Arthur Harris ist ein kleiner Igel, der vom Fliegen träumt.
Diese Geschichte beginnt, wie fast alle Geschichten mit dem Helden der Geschichte. Und wie in all den anderen Geschichten, die du gelesen hast, oder die dir vorgelesen wurden, falls du noch sehr jung bist, oder älter, aber immer noch gerne Geschichten vorgelesen bekommst, wusste Arthur Harris, der Held dieser Geschichte, am Anfang nicht zu welchen Heldentaten er bestimmt sein würde.
Den größten Teil seiner Kindheit, war Arthur ein ganz normaler Igel, wie all die anderen Igel auch gewesen: Außen ein bisschen stachelig, aber mit einem sehr weichen Bauch und einem noch gütigeren Herzen. Was Arthur von den anderen Igeln unterschied, war sein Eigensinn. Den hatte er von seiner Großmutter geerbt.

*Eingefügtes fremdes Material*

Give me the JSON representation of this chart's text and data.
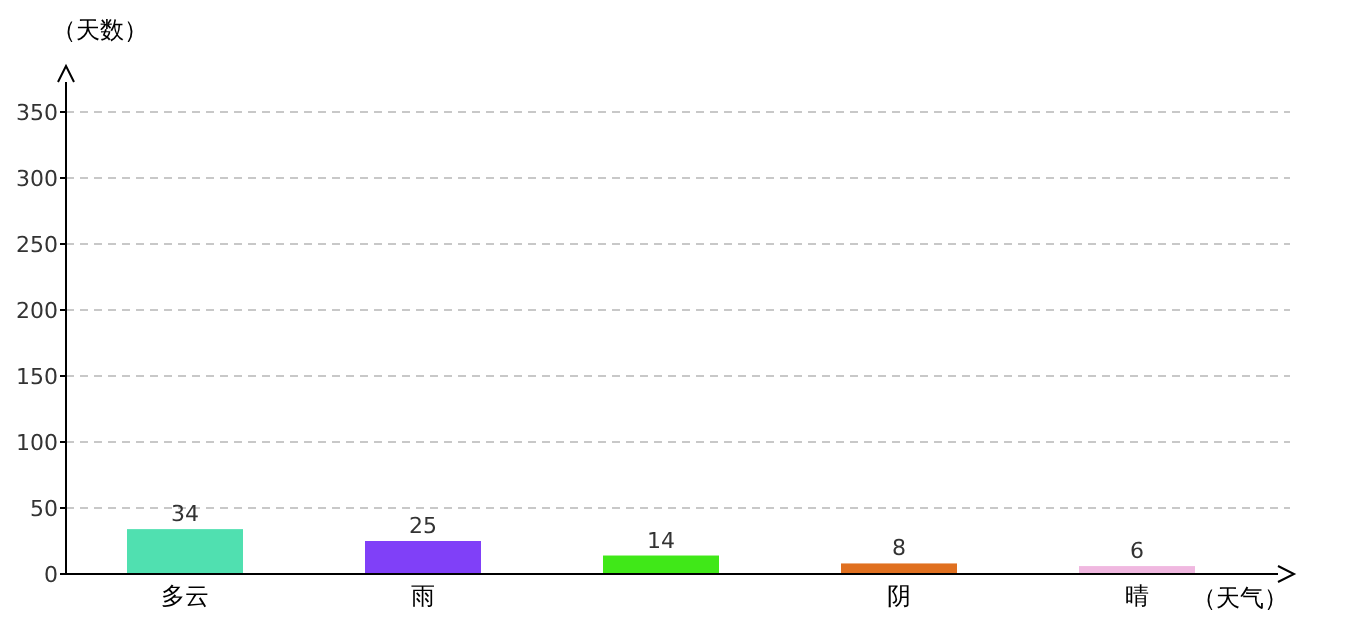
{
  "chart_data": {
    "type": "bar",
    "xlabel": "（天气）",
    "ylabel": "（天数）",
    "categories": [
      "多云",
      "雨",
      null,
      "阴",
      "晴"
    ],
    "values": [
      34,
      25,
      14,
      8,
      6
    ],
    "colors": [
      "#50e0b0",
      "#8040f8",
      "#40e818",
      "#e07020",
      "#f0b8e0"
    ],
    "ylim": [
      0,
      350
    ],
    "yticks": [
      0,
      50,
      100,
      150,
      200,
      250,
      300,
      350
    ],
    "grid": "y",
    "data_labels": true
  }
}
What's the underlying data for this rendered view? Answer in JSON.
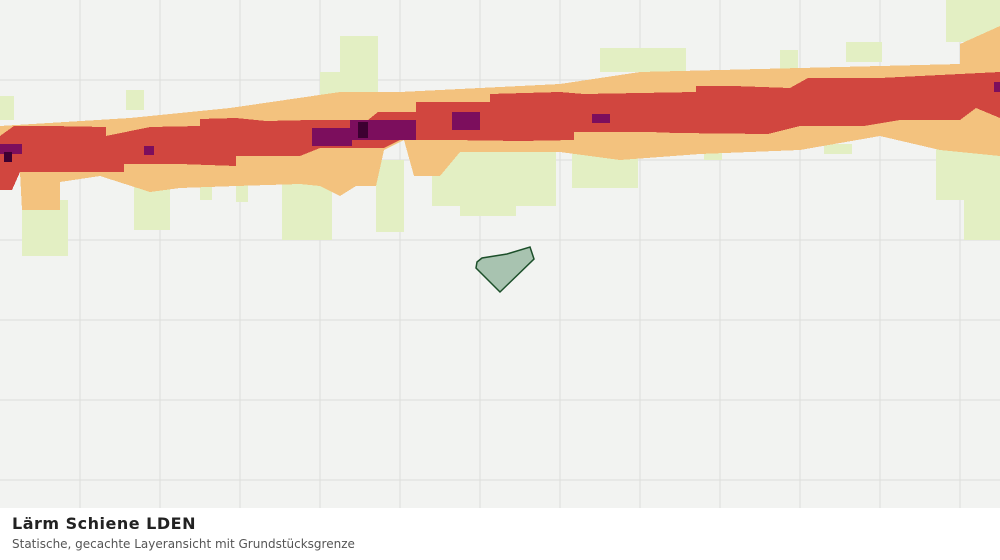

Das sagten zumindest alle. Doch Arthur war traurig. Sein Freund Willibald Wildgans würde nach den Sommerferien Richtung Süden fliegen und im nächsten Schuljahr wäre der Platz neben ihm leer. In der Schule hatten sie gerade über Dunkel-Deutschland geredet. “Warum heißt es Dunkel-Deutschland?”, hatte Arthur gefragt. “Es ist dort sehr finster.”, hatte sein Lehrer gesagt. “Aber die Finsternis sitzt in den Köpfen der Menschen. Deswegen spürt man sie auch tagsüber.”
“Jemand sollte ihnen etwas Licht bringen.”, hatte Arthur geantwortet. “Ich ganz sicher nicht.”, hatte Willibald gekichert. “Wir fliegen irgendwohin, wo es schön ist.” Dann hatten sie die Städte von Dunkel-Deutschland lernen müssen. Aber Arthur hatte sie sich nur bis “D wie Dresden” einprägen können. “Das ist doof.”, sagte Arthur. “Es gibt einfach viel zu viel Dunkel-Deutschland.” Er hatte einen Traum gehabt in dieser Nacht und der ließ ihn nicht los. Deswegen stellte er sich am nächsten Tag vor seine Klasse und verkündete stolz, was er vorhatte, denn an jenem Tag fasste der kleine Arthur ein Ziel. “Frei sein will ich, wie ein Vogel. Einfach fliegen. Fliegen ohne jemals zu landen.” In der Schule hatten sie über den kleinen Arthur gelacht. “Wären Igel zum Fliegen gemacht, hätten sie von der Natur Flügel bekommen, wie die Möwen, oder die Wildgänse.”, ermahnte Mama Harris den kleinen Arthur allabendlich vor dem Zubettgehen. Doch er ließ sich nicht beirren. “Eines Tages werde ich fliegen. Ich Arthur Harris, werde nach Dresden fliegen, ohne zu landen.”